Ketiga, aspek Budaya Hukum.
Dalam hal ini, kerahasiaan identitas saksi dan korban masih belum terjamin.
Menurut data dari Asean-Australia center Trafficking, pada 2020 pada 239 kasus yang dianalisis, 92% putusan tidak merahasiakan identitas korban.
Selebihnya, Tanti menjelaskan jika UU TPPO ini masih belum efektif oleh karena peran masyarakat yang belum optimal.
“UU TPPO sampai saat ini masih dipandang sebagai UU yang belum dipahami secara menyeluruh oleh masyarakat, terutama masyarakat rentan yang tinggal di daerah perbatasan,” ungkapnya.
Sementara itu, Gabriel Goa yang hadir mewakili Kelompok Kerja Menentang Perdagangan Manusia (Pokja MPM) dan masyarakat sipil NTT, mengapresiasi inisiatif FGD yang dinilai sangat strategis, karena telah menetapkan standar yang tinggi bagi kegiatan-kegiatan serupa yang dilakukan oleh lembaga lainnya.
Menurut Gabriel, salah satu kunci penting dalam pencegahan dan penanganan TPPO yakni dialog dan komitmen dalam kerja nyata, termasuk memahami tantangan yang dihadapi penegak hukum, memahami tantangan masyarakat sipil, bahkan memahami tantangan pemerintah.

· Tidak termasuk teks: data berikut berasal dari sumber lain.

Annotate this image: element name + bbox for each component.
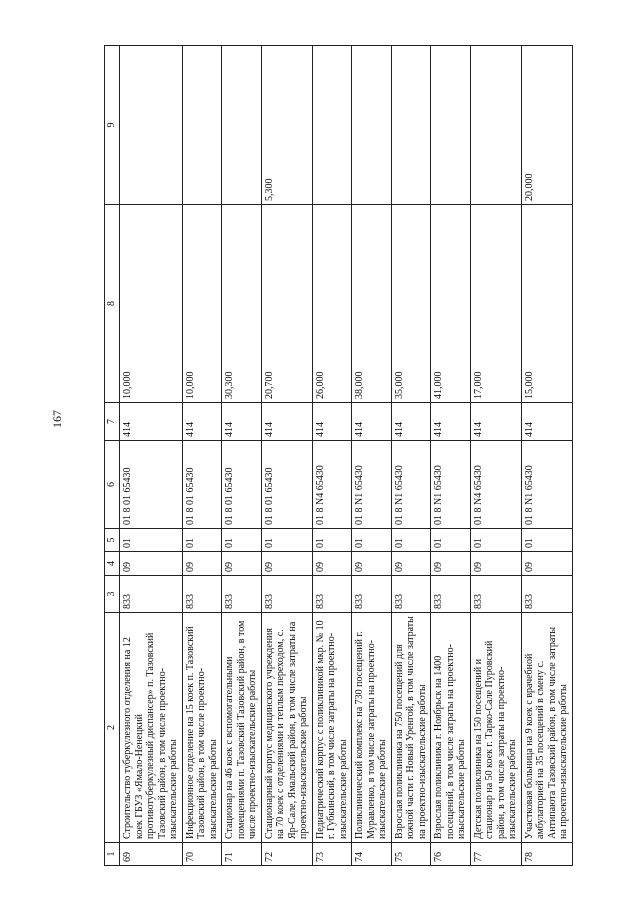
row-number: 70 — [182, 843, 222, 866]
amount-col8: 30,300 — [222, 205, 262, 403]
amount-col8: 41,000 — [431, 205, 471, 403]
object-name: Стационар на 46 коек с вспомогательными помещениями п. Тазовский Тазовский район, в том числе проектно-изыскательские работы — [222, 613, 262, 843]
object-name: Инфекционное отделение на 15 коек п. Тазовский Тазовский район, в том числе проектно-изыскательские работы — [182, 613, 222, 843]
object-name: Детская поликлиника на 150 посещений и стационар на 50 коек г. Тарко-Сале Пуровский район, в том числе затраты на проектно-изыскательские работы — [470, 613, 521, 843]
col-header: 8 — [105, 205, 120, 403]
ministry-code: 833 — [521, 576, 572, 613]
table-row — [261, 46, 312, 866]
ministry-code: 833 — [352, 576, 392, 613]
subsection-code: 01 — [222, 529, 262, 552]
section-code: 09 — [521, 552, 572, 576]
row-number: 76 — [431, 843, 471, 866]
col-header: 5 — [105, 529, 120, 552]
expense-type: 414 — [120, 403, 183, 441]
object-name: Взрослая поликлиника г. Ноябрьск на 1400 посещений, в том числе затраты на проектно-изыскательские работы — [431, 613, 471, 843]
amount-col9: 5,300 — [261, 46, 312, 205]
row-number: 73 — [312, 843, 352, 866]
budget-table — [104, 45, 573, 866]
col-header: 6 — [105, 441, 120, 529]
expense-type: 414 — [352, 403, 392, 441]
target-code: 01 8 01 65430 — [261, 441, 312, 529]
ministry-code: 833 — [182, 576, 222, 613]
subsection-code: 01 — [312, 529, 352, 552]
col-header: 9 — [105, 46, 120, 205]
target-code: 01 8 N4 65430 — [312, 441, 352, 529]
section-code: 09 — [352, 552, 392, 576]
object-name: Педиатрический корпус с поликлиникой мкр. № 10 г. Губкинский, в том числе затраты на проектно-изыскательские работы — [312, 613, 352, 843]
amount-col9 — [120, 46, 183, 205]
ministry-code: 833 — [120, 576, 183, 613]
row-number: 78 — [521, 843, 572, 866]
amount-col8: 35,000 — [391, 205, 431, 403]
target-code: 01 8 01 65430 — [222, 441, 262, 529]
row-number: 69 — [120, 843, 183, 866]
table-row — [521, 46, 572, 866]
table-row — [222, 46, 262, 866]
amount-col9 — [222, 46, 262, 205]
amount-col8: 15,000 — [521, 205, 572, 403]
expense-type: 414 — [222, 403, 262, 441]
object-name: Стационарный корпус медицинского учреждения на 70 коек с отделениями и теплым переходом, с. Яр-Сале, Ямальский район, в том числе затраты на проектно-изыскательские работы — [261, 613, 312, 843]
ministry-code: 833 — [431, 576, 471, 613]
target-code: 01 8 N4 65430 — [470, 441, 521, 529]
ministry-code: 833 — [261, 576, 312, 613]
subsection-code: 01 — [470, 529, 521, 552]
amount-col8: 38,000 — [352, 205, 392, 403]
amount-col9 — [391, 46, 431, 205]
target-code: 01 8 N1 65430 — [521, 441, 572, 529]
header-row — [105, 46, 120, 866]
section-code: 09 — [391, 552, 431, 576]
col-header: 3 — [105, 576, 120, 613]
amount-col8: 10,000 — [120, 205, 183, 403]
section-code: 09 — [470, 552, 521, 576]
target-code: 01 8 01 65430 — [120, 441, 183, 529]
amount-col9 — [431, 46, 471, 205]
object-name: Участковая больница на 9 коек с врачебной амбулаторией на 35 посещений в смену с. Антипаюта Тазовский район, в том числе затраты на проектно-изыскательские работы — [521, 613, 572, 843]
ministry-code: 833 — [391, 576, 431, 613]
amount-col8: 26,000 — [312, 205, 352, 403]
object-name: Поликлинический комплекс на 730 посещений г. Муравленко, в том числе затраты на проектно-изыскательские работы — [352, 613, 392, 843]
section-code: 09 — [431, 552, 471, 576]
subsection-code: 01 — [261, 529, 312, 552]
page-number: 167 — [50, 410, 64, 428]
row-number: 74 — [352, 843, 392, 866]
amount-col9 — [352, 46, 392, 205]
section-code: 09 — [222, 552, 262, 576]
object-name: Взрослая поликлиника на 750 посещений для южной части г. Новый Уренгой, в том числе затраты на проектно-изыскательские работы — [391, 613, 431, 843]
row-number: 75 — [391, 843, 431, 866]
table-row — [352, 46, 392, 866]
section-code: 09 — [120, 552, 183, 576]
subsection-code: 01 — [431, 529, 471, 552]
expense-type: 414 — [431, 403, 471, 441]
table-row — [391, 46, 431, 866]
amount-col9: 20,000 — [521, 46, 572, 205]
col-header: 1 — [105, 843, 120, 866]
table-row — [182, 46, 222, 866]
amount-col8: 20,700 — [261, 205, 312, 403]
amount-col8: 10,000 — [182, 205, 222, 403]
ministry-code: 833 — [312, 576, 352, 613]
subsection-code: 01 — [521, 529, 572, 552]
ministry-code: 833 — [470, 576, 521, 613]
col-header: 7 — [105, 403, 120, 441]
target-code: 01 8 01 65430 — [182, 441, 222, 529]
expense-type: 414 — [470, 403, 521, 441]
section-code: 09 — [182, 552, 222, 576]
amount-col9 — [470, 46, 521, 205]
amount-col9 — [182, 46, 222, 205]
subsection-code: 01 — [391, 529, 431, 552]
table-row — [120, 46, 183, 866]
subsection-code: 01 — [352, 529, 392, 552]
subsection-code: 01 — [120, 529, 183, 552]
expense-type: 414 — [261, 403, 312, 441]
subsection-code: 01 — [182, 529, 222, 552]
expense-type: 414 — [391, 403, 431, 441]
target-code: 01 8 N1 65430 — [391, 441, 431, 529]
table-row — [470, 46, 521, 866]
section-code: 09 — [261, 552, 312, 576]
rotated-table-container — [104, 46, 569, 866]
target-code: 01 8 N1 65430 — [352, 441, 392, 529]
expense-type: 414 — [182, 403, 222, 441]
ministry-code: 833 — [222, 576, 262, 613]
table-row — [431, 46, 471, 866]
table-region — [104, 46, 569, 866]
row-number: 77 — [470, 843, 521, 866]
amount-col9 — [312, 46, 352, 205]
col-header: 2 — [105, 613, 120, 843]
section-code: 09 — [312, 552, 352, 576]
row-number: 71 — [222, 843, 262, 866]
object-name: Строительство туберкулезного отделения на 12 коек ГБУЗ «Ямало-Ненецкий противотуберкулезный диспансер» п. Тазовский Тазовский район, в том числе проектно-изыскательские работы — [120, 613, 183, 843]
expense-type: 414 — [312, 403, 352, 441]
col-header: 4 — [105, 552, 120, 576]
row-number: 72 — [261, 843, 312, 866]
table-row — [312, 46, 352, 866]
amount-col8: 17,000 — [470, 205, 521, 403]
target-code: 01 8 N1 65430 — [431, 441, 471, 529]
expense-type: 414 — [521, 403, 572, 441]
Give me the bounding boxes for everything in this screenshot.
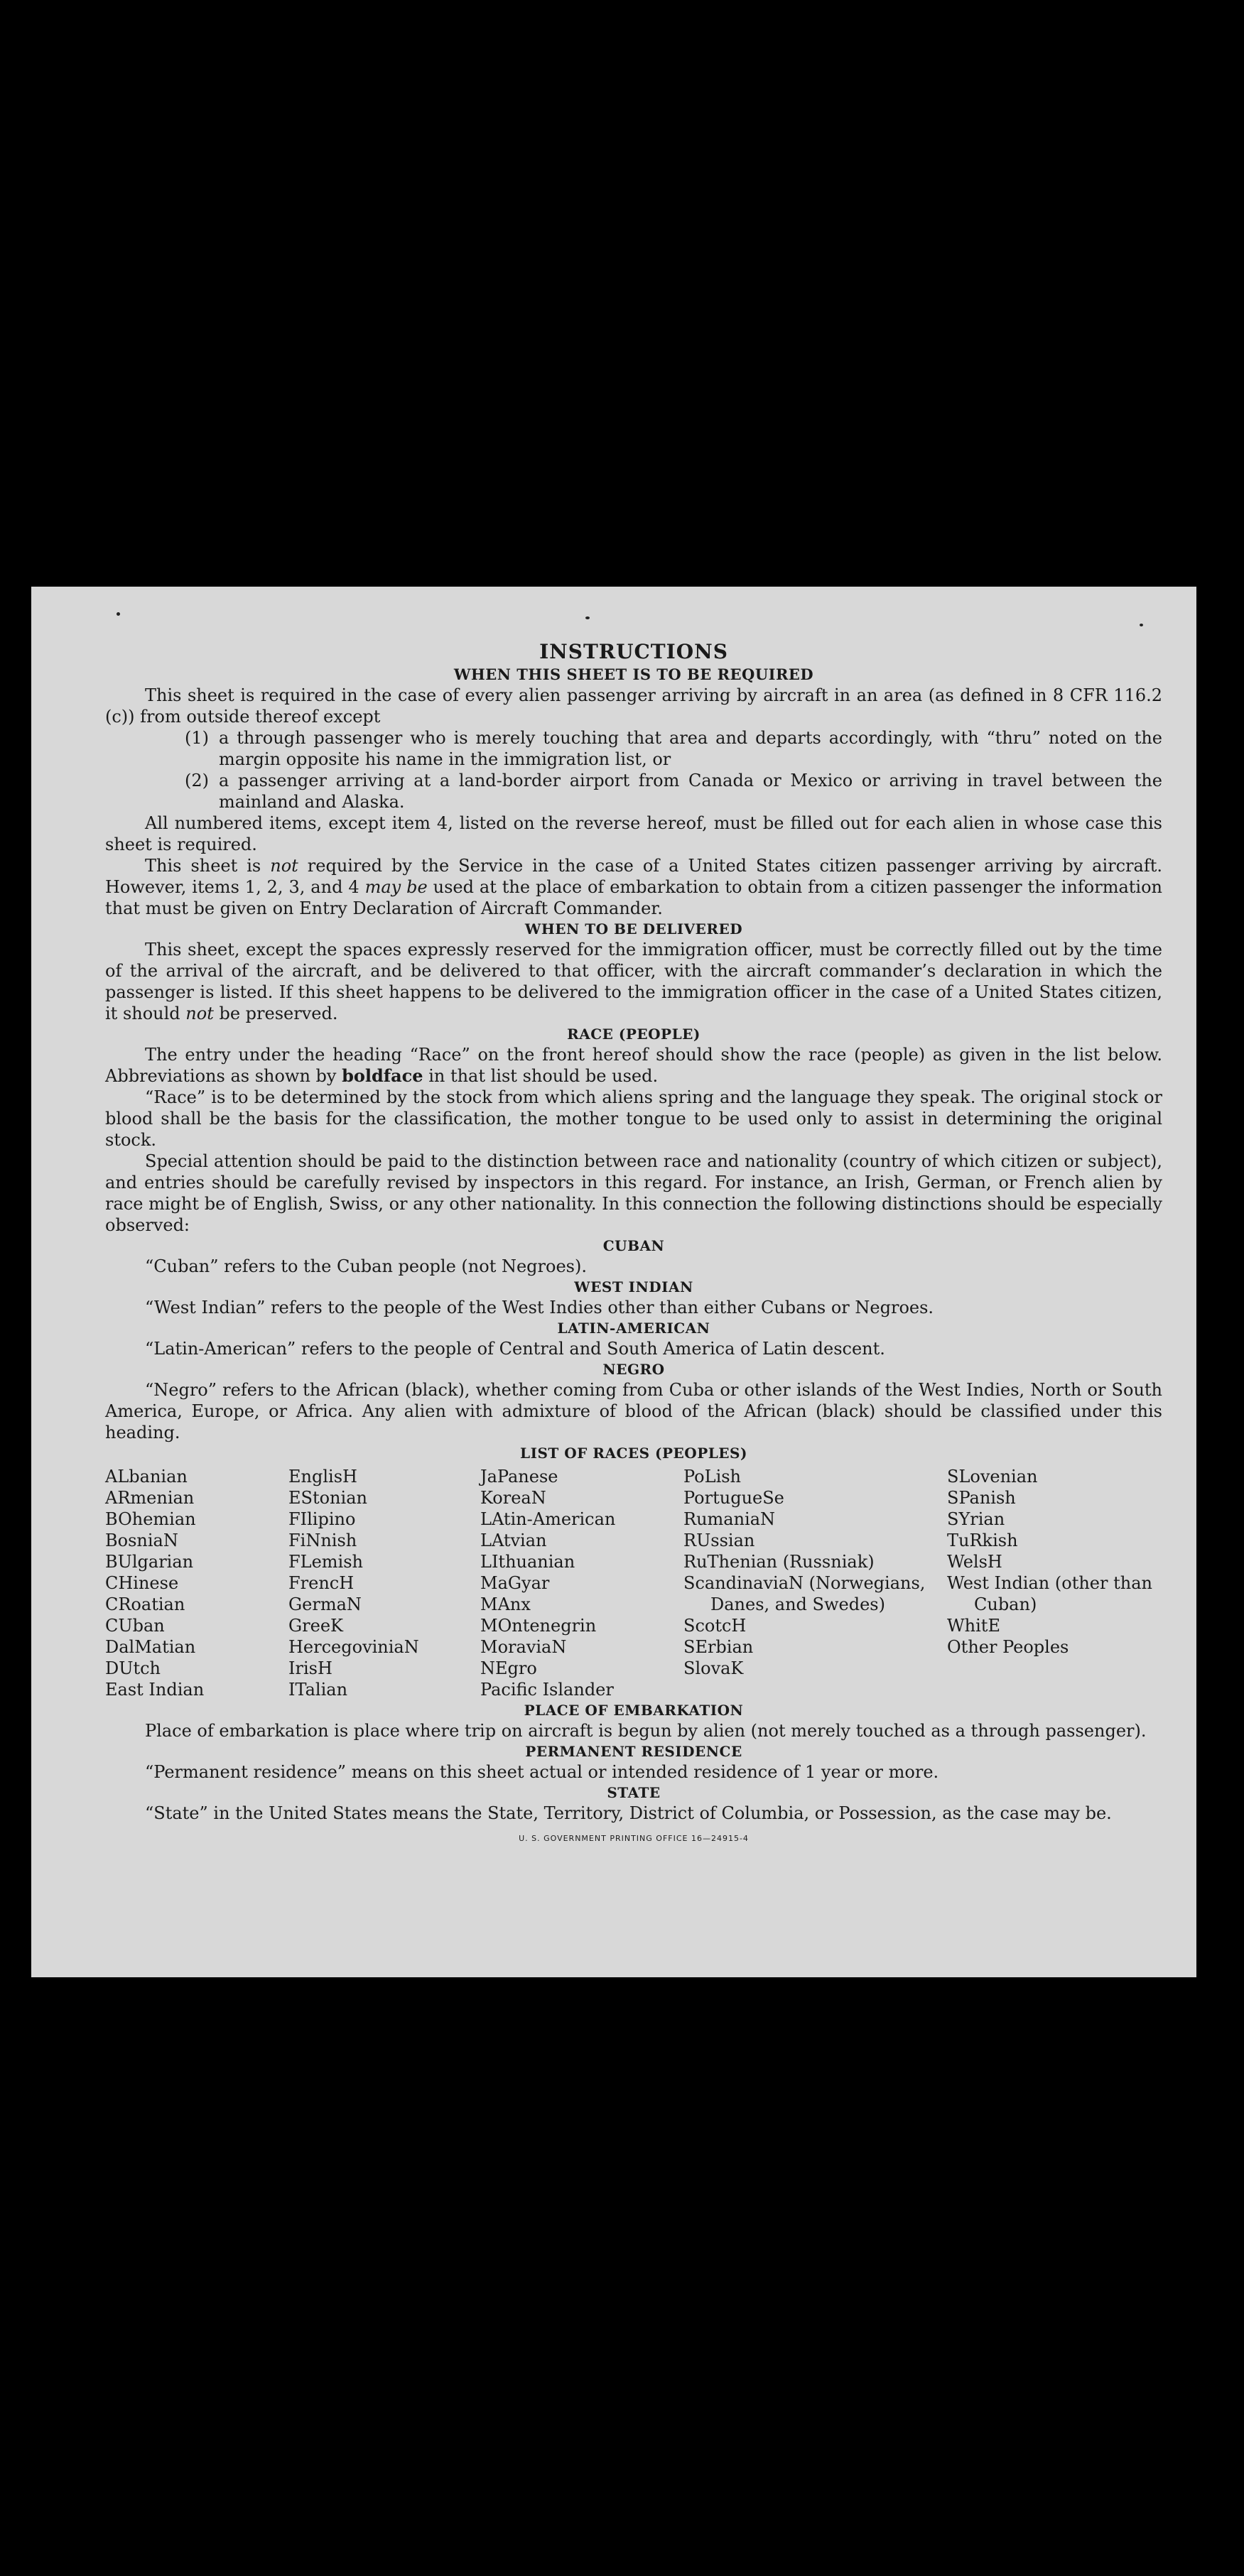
race-entry: MOntenegrin xyxy=(480,1616,597,1636)
race-entry: IrisH xyxy=(288,1658,332,1678)
race-entry: West Indian (other than Cuban) xyxy=(947,1573,1152,1614)
heading-permanent-residence: PERMANENT RESIDENCE xyxy=(525,1743,742,1760)
race-entry: JaPanese xyxy=(480,1467,558,1487)
race-entry: GreeK xyxy=(288,1616,343,1636)
state-paragraph: “State” in the United States means the State, Territory, District of Columbia, or Possession, as the case may be. xyxy=(145,1803,1112,1823)
citizen-paragraph xyxy=(105,855,1162,919)
heading-west-indian: WEST INDIAN xyxy=(574,1278,693,1295)
race-entry: DUtch xyxy=(105,1658,161,1678)
cuban-paragraph: “Cuban” refers to the Cuban people (not Negroes). xyxy=(145,1256,587,1276)
race-entry: LIthuanian xyxy=(480,1552,575,1572)
heading-place-of-embarkation: PLACE OF EMBARKATION xyxy=(524,1702,744,1719)
latin-american-paragraph: “Latin-American” refers to the people of Central and South America of Latin descent. xyxy=(145,1339,885,1359)
race-entry: BOhemian xyxy=(105,1509,196,1529)
race-entry: MaGyar xyxy=(480,1573,550,1593)
citizen-emphasis: not xyxy=(270,856,298,876)
embarkation-paragraph: Place of embarkation is place where trip on aircraft is begun by alien (not merely touched as a through passenger). xyxy=(145,1721,1147,1741)
race-entry: WhitE xyxy=(947,1616,1000,1636)
races-column xyxy=(480,1466,683,1700)
page-title: INSTRUCTIONS xyxy=(539,640,728,663)
race-entry: ScandinaviaN (Norwegians, Danes, and Swedes) xyxy=(683,1573,926,1614)
races-column xyxy=(105,1466,288,1700)
delivered-text: This sheet, except the spaces expressly reserved for the immigration officer, must be correctly filled out by the time of the arrival of the aircraft, and be delivered to that officer, with the aircraft commander’s declaration in which the passenger is listed. If this sheet happens to be delivered to the immigration officer in the case of a United States citizen, it should xyxy=(105,940,1162,1023)
race-entry: LAtin-American xyxy=(480,1509,616,1529)
races-list xyxy=(105,1466,1162,1700)
race-text: in that list should be used. xyxy=(423,1066,659,1086)
exception-item xyxy=(105,770,1162,813)
race-entry: PortugueSe xyxy=(683,1488,784,1508)
delivered-emphasis: not xyxy=(185,1004,214,1023)
race-paragraph xyxy=(105,1044,1162,1087)
scan-speck xyxy=(585,616,590,619)
west-indian-paragraph: “West Indian” refers to the people of the West Indies other than either Cubans or Negroes. xyxy=(145,1298,934,1317)
required-intro: This sheet is required in the case of every alien passenger arriving by aircraft in an area (as defined in 8 CFR 116.2 (c)) from outside thereof except xyxy=(105,685,1162,727)
scan-speck xyxy=(1140,624,1143,626)
race-paragraph: Special attention should be paid to the distinction between race and nationality (country of which citizen or subject), and entries should be carefully revised by inspectors in this regard. For instance, an Irish, German, or French alien by race might be of English, Swiss, or any other nationality. In this connection the following distinctions should be especially observed: xyxy=(105,1151,1162,1235)
race-boldface: boldface xyxy=(342,1065,423,1086)
printer-imprint: U. S. GOVERNMENT PRINTING OFFICE 16—24915-4 xyxy=(519,1834,749,1843)
race-entry: CRoatian xyxy=(105,1594,185,1614)
delivered-paragraph xyxy=(105,939,1162,1024)
citizen-text: required by the Service in the case of a United States citizen passenger arriving by aircraft. However, items 1, 2, 3, and 4 xyxy=(105,856,1162,897)
race-entry: CUban xyxy=(105,1616,165,1636)
race-entry: ScotcH xyxy=(683,1616,747,1636)
item-number: (2) xyxy=(185,771,209,790)
race-entry: HercegoviniaN xyxy=(288,1637,419,1657)
race-entry: Pacific Islander xyxy=(480,1680,614,1700)
race-entry: EStonian xyxy=(288,1488,367,1508)
race-entry: FiNnish xyxy=(288,1531,357,1550)
instruction-sheet xyxy=(31,587,1196,1977)
race-entry: SErbian xyxy=(683,1637,754,1657)
race-entry: GermaN xyxy=(288,1594,362,1614)
residence-paragraph: “Permanent residence” means on this sheet actual or intended residence of 1 year or more. xyxy=(145,1762,939,1782)
race-entry: RumaniaN xyxy=(683,1509,776,1529)
race-entry: FLemish xyxy=(288,1552,363,1572)
race-entry: PoLish xyxy=(683,1467,742,1487)
heading-race: RACE (PEOPLE) xyxy=(567,1026,701,1043)
race-entry: DalMatian xyxy=(105,1637,196,1657)
delivered-text: be preserved. xyxy=(213,1004,338,1023)
citizen-text: used at the place of embarkation to obtain from a citizen passenger the information that must be given on Entry Declaration of Aircraft Commander. xyxy=(105,877,1162,918)
races-column xyxy=(947,1466,1160,1700)
heading-when-delivered: WHEN TO BE DELIVERED xyxy=(524,920,743,938)
race-entry: ARmenian xyxy=(105,1488,195,1508)
heading-when-required: WHEN THIS SHEET IS TO BE REQUIRED xyxy=(453,665,814,683)
race-entry: TuRkish xyxy=(947,1531,1018,1550)
race-entry: BosniaN xyxy=(105,1531,178,1550)
numbered-items-paragraph: All numbered items, except item 4, listed on the reverse hereof, must be filled out for each alien in whose case this sheet is required. xyxy=(105,813,1162,854)
race-entry: ALbanian xyxy=(105,1467,188,1487)
race-entry: LAtvian xyxy=(480,1531,547,1550)
race-entry: SlovaK xyxy=(683,1658,744,1678)
exception-item xyxy=(105,727,1162,770)
race-entry: Other Peoples xyxy=(947,1637,1069,1657)
heading-negro: NEGRO xyxy=(602,1361,665,1378)
sheet-content xyxy=(105,639,1162,1849)
heading-list-of-races: LIST OF RACES (PEOPLES) xyxy=(520,1445,747,1462)
heading-cuban: CUBAN xyxy=(602,1237,665,1254)
race-entry: East Indian xyxy=(105,1680,205,1700)
negro-paragraph: “Negro” refers to the African (black), whether coming from Cuba or other islands of the West Indies, North or South America, Europe, or Africa. Any alien with admixture of blood of the African (black) should be classified under this heading. xyxy=(105,1380,1162,1442)
race-entry: NEgro xyxy=(480,1658,537,1678)
race-entry: WelsH xyxy=(947,1552,1002,1572)
race-entry: EnglisH xyxy=(288,1467,357,1487)
scan-speck xyxy=(117,612,120,616)
race-entry: RuThenian (Russniak) xyxy=(683,1552,875,1572)
race-entry: CHinese xyxy=(105,1573,179,1593)
item-text: a passenger arriving at a land-border airport from Canada or Mexico or arriving in travel between the mainland and Alaska. xyxy=(219,771,1162,812)
citizen-text: This sheet is xyxy=(145,856,271,876)
item-text: a through passenger who is merely touching that area and departs accordingly, with “thru” noted on the margin opposite his name in the immigration list, or xyxy=(219,728,1162,769)
heading-state: STATE xyxy=(607,1784,661,1801)
race-entry: SPanish xyxy=(947,1488,1016,1508)
citizen-emphasis: may be xyxy=(364,877,428,897)
races-column xyxy=(683,1466,947,1700)
heading-latin-american: LATIN-AMERICAN xyxy=(557,1320,710,1337)
race-entry: SLovenian xyxy=(947,1467,1038,1487)
race-text: The entry under the heading “Race” on the front hereof should show the race (people) as given in the list below. Abbreviations as shown by xyxy=(105,1045,1162,1086)
race-entry: MAnx xyxy=(480,1594,531,1614)
race-entry: ITalian xyxy=(288,1680,348,1700)
race-entry: FIlipino xyxy=(288,1509,356,1529)
race-entry: RUssian xyxy=(683,1531,755,1550)
race-paragraph: “Race” is to be determined by the stock from which aliens spring and the language they speak. The original stock or blood shall be the basis for the classification, the mother tongue to be used only to assist in determining the original stock. xyxy=(105,1087,1162,1150)
race-entry: KoreaN xyxy=(480,1488,546,1508)
race-entry: MoraviaN xyxy=(480,1637,567,1657)
races-column xyxy=(288,1466,480,1700)
race-entry: SYrian xyxy=(947,1509,1005,1529)
race-entry: BUlgarian xyxy=(105,1552,194,1572)
race-entry: FrencH xyxy=(288,1573,355,1593)
item-number: (1) xyxy=(185,728,209,748)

“Semoga ke depan, donor-donor lebih cerdas mensupport kegiatan-kegiatan masyarakat sipil sehingga tidak terkesan menduplikasi data dan fakta serta benar -benar mencapai sasaran penanganan TPPO,” sentil Gabriel.
Gabriel menyinggung, kehadiran perwakilan dari Kedubes Canada, Kedubes Inggris, Kedubes Australia dalam FGD tersebut, menunjukkan bahwa pihak-pihak tersebut tahu bahwa TPPO adalah persolan global, lintas negara, dan sangat terstruktur.
“Kami sepakat dan mendukung pihak Kepolisian (Bareskrim) lebih proaktif untuk penegakan hukum, teemasuk penguatan ekonomi dengan mendirikan UMKM dan sentra bisnis di pedesaan sebagai salah satu opsi kunci mengatasi kemiskinan,” tandas Gabriel.